October 31, 2007


I set up a Flickr account and uploaded photos from the trip to Japan and of our son's 4th birthday here at home. Please enjoy.

October 19, 2007

Yokohama pictures

I see a lot of energy saving devices like these rooftop water heaters. There are also a lot of people who dry their laundry outside on the line, like you're sposed to.

Vending machines selling drinks are ubiquitous. They have bottled green tea, coffee, espresso and soft drinks.

The Colonel also sells fried chicken skin.

October 18, 2007

Hello from Yokohama

I am visiting Yokohama to talk science with some colleagues. Japan is a wonderful place. I went for a walk this morning and found some garden plots by a river. The gardens were full of amazingly healthy vegetables, potatos, carrots, cabbage, fruits, all growing in carefully tended dry sandy soil. It feels strange to walk the streets and ride the subway, and not only not to understand a word of what is around me but also to be the only non-Asian. During the walk I saw a blueberry bush growing in a small planting bed in front of a house. Same variety as we have at home but not as healthy. It had a few small berries and the leaves had turned red, even though none of the other plants here have turned.

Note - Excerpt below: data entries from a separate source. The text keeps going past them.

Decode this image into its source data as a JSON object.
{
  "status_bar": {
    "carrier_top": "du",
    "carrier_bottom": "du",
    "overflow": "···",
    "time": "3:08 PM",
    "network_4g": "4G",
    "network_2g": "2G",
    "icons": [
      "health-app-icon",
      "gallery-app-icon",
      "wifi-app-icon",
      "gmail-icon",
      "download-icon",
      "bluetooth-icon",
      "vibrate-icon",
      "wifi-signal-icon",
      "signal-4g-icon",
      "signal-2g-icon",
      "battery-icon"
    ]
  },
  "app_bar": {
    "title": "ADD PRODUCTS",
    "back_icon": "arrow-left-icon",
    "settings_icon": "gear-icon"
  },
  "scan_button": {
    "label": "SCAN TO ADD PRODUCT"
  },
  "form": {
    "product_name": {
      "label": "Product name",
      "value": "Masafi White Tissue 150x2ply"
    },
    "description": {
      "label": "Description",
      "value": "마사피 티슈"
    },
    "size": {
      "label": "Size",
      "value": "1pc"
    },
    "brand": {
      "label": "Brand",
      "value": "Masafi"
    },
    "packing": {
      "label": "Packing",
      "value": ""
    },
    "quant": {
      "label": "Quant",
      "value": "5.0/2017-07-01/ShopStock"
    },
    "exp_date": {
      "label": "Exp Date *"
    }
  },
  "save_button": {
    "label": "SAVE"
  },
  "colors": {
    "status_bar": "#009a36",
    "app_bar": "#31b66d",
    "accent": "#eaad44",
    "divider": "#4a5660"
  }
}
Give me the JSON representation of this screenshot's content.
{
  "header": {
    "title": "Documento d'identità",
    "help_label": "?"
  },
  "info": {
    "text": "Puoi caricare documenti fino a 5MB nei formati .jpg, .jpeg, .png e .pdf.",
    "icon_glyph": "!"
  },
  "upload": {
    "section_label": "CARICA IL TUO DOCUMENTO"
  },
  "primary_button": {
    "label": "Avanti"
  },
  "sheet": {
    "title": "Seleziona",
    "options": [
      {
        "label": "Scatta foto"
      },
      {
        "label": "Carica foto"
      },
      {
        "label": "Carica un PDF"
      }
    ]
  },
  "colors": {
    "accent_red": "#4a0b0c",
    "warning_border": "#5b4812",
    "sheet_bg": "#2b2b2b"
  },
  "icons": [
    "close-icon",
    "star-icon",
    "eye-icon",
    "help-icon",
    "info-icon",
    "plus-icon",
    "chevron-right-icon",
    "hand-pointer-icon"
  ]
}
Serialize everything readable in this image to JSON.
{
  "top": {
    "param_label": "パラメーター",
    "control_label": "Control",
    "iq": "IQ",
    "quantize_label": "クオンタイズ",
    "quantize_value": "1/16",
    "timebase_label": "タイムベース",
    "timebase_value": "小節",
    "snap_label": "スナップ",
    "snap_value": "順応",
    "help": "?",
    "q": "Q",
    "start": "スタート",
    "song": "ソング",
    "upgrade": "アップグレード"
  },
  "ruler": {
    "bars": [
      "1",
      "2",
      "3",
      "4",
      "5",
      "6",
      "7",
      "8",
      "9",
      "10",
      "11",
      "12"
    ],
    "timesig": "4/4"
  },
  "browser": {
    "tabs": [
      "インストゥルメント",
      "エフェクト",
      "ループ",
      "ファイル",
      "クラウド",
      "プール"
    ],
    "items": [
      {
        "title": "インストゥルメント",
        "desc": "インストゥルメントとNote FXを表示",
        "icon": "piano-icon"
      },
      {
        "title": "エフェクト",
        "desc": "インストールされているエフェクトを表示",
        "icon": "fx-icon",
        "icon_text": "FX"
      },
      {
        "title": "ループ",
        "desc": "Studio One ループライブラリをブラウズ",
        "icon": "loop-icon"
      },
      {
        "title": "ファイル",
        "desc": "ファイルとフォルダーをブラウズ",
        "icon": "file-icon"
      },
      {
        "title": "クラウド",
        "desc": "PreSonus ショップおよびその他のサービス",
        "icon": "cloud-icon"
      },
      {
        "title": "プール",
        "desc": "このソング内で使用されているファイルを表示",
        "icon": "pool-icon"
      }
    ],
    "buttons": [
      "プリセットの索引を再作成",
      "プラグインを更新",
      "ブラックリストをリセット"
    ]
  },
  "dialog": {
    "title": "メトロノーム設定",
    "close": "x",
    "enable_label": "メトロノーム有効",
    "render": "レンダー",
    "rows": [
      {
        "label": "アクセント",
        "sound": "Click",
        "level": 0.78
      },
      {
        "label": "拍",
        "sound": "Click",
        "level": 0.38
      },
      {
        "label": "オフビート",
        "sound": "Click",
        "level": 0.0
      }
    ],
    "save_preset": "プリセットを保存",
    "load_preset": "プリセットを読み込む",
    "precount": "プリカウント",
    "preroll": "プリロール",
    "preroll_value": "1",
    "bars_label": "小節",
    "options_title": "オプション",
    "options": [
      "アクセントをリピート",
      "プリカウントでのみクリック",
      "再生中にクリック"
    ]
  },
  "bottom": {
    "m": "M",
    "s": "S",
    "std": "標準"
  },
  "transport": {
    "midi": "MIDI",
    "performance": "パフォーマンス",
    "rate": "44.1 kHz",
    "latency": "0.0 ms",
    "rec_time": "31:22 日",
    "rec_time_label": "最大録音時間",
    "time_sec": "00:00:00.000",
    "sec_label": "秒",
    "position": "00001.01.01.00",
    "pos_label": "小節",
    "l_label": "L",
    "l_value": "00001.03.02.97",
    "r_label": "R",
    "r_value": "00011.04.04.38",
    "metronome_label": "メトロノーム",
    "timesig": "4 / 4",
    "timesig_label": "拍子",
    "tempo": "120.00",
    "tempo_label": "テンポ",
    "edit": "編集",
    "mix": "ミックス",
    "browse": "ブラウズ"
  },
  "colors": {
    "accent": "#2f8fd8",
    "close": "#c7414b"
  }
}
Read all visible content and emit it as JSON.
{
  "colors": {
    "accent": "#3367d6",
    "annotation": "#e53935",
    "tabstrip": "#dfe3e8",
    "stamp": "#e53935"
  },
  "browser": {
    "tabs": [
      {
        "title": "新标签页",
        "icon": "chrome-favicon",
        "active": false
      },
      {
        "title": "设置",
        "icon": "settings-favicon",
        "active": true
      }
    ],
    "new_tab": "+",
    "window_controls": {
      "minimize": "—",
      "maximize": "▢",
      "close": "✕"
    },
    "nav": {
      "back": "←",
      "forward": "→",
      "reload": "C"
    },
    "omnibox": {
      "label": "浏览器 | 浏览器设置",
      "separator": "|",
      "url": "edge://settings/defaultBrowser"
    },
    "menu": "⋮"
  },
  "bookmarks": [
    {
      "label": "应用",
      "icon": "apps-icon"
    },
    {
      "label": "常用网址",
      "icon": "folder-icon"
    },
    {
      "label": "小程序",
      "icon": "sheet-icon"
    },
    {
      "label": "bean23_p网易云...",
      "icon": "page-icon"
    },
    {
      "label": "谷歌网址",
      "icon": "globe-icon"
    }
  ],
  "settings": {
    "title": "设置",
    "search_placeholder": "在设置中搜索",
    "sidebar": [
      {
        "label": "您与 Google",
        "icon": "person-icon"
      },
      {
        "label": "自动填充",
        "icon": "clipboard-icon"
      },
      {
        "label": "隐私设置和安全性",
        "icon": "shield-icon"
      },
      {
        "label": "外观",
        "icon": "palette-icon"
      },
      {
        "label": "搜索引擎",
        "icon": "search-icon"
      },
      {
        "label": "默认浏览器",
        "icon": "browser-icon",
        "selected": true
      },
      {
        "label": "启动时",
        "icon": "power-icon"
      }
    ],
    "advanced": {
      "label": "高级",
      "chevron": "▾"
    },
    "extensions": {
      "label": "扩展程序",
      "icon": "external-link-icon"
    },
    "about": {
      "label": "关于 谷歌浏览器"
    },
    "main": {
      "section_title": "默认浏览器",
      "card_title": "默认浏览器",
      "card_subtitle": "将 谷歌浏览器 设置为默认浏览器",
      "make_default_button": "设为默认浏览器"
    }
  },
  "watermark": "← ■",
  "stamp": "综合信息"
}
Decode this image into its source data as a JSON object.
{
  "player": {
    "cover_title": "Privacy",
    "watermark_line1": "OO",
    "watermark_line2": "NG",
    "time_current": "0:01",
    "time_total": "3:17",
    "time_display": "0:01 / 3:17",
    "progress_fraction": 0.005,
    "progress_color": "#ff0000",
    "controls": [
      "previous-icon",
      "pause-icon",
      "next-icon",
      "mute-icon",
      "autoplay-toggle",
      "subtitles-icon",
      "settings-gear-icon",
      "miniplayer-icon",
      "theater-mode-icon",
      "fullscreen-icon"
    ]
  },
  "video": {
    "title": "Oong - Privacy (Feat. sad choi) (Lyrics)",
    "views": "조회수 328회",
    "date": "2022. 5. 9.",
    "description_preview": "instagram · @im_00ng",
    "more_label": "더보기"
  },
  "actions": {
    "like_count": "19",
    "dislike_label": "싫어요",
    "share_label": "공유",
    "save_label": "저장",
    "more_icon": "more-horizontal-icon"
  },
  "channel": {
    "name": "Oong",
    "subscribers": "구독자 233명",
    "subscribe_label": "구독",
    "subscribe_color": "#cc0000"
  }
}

I taught a course for a day and a half (starting 3 hours after my plane landed), and then gave a 2-hour seminar for the institute. There was a live video link to a conference room at another campus so people there could listen and ask questions. After the seminar my host and I went out for dinner and ate many Japanese delicacies including barbequed chicken gizzard, chicken skin kebab, fried battered gristle and lotus root with burdock. It was all quite delicious.

October 13, 2007

Milk carton video

I decided to try out the 'upload video' feature of blogger with a demonstration of how to fold a milk carton.

Recycling takes me back to my youth when some Saturdays the merry Scouts of Troop 246 would man the Owatonna Recycling Center to earn money for summer camp. We would pack semi trailers with newspaper, cans, aluminum and barrels of crushed glass, clear and colored. There was no shortage of fun: building a fort in the paper trailer on a slow afternoon and having a newspaper fight, running the can crusher or God help us the homemade motorized glass smasher, climbing the piles of gravel the county kept nearby, walking over to the golden arches for lunch. You can learn a lot by sorting through with what people throw out.

October 07, 2007

Fall pics

Here are the ripe hops umbels hanging from the grape arbor. I picked one and chewed on it while doing work around the yard and yep, tasted just like a good bitter pilsner, with lots of high notes that might not make it through the distilling process.

The blueberry bush has burst into flame.

The grapes ripened-- this variety is called 'Nero'. They taste pretty good too, except for the seeds.

This picture isn't related to the garden. I have spent a lifetime reading milk cartons and last week the milk carton had directions on how it could be folded to ease disposal/recycling. It takes about 10 seconds to make this cute package, once you know the trick.

Lund University

I went downtown Saturday to pick up our son after a scout to-do. The scouts were set up on the lawn behind the cathedral, built in 1103. It was a fine sunny day. A group of University students came marching by. They were not protesting anything but simply enjoying the day and advertising a humorous/satirical play that they had put together. Here are some pictures.

My policy is to do anything that a blond woman with viking horns asks.

I liked the AV nave.

The event culminated with the placing of a laurel wreath around the neck of one of the sphynxes atop the central administration building.

October 03, 2007


I was writing a section of a book about groundwater chemistry and we made a diagram of a watershed including an aquifer, and aquitard, an artesian well and a landfill leaking a plume of contamination. There was a hill on the left of a figure and a river on the right and the groundwater flowed towards the river. My coauthor labeled the hill 'watershed' and I said no, a watershed is a geographical region draining into a single body of water like a river or lake. He disagreed, citing a similar Danish word, and said that a watershed is the line where water could flow in either direction. No I said, that is called a divide, like the Great Divide or the Continental Divide. So I looked it up in Wiktionary and it turns out we are both right. The English word 'watershed' is taken from the German word wasserscheide which means 'water divide'. In Europe that is the meaning, the watershed is the boundary dividing two adjacent catchment basins. In the US it is the region of land draining into a body of water. I never would have guessed that there would be a major linguistic divide over such a pedestrian word. I wonder what the Canadians mean by watershed?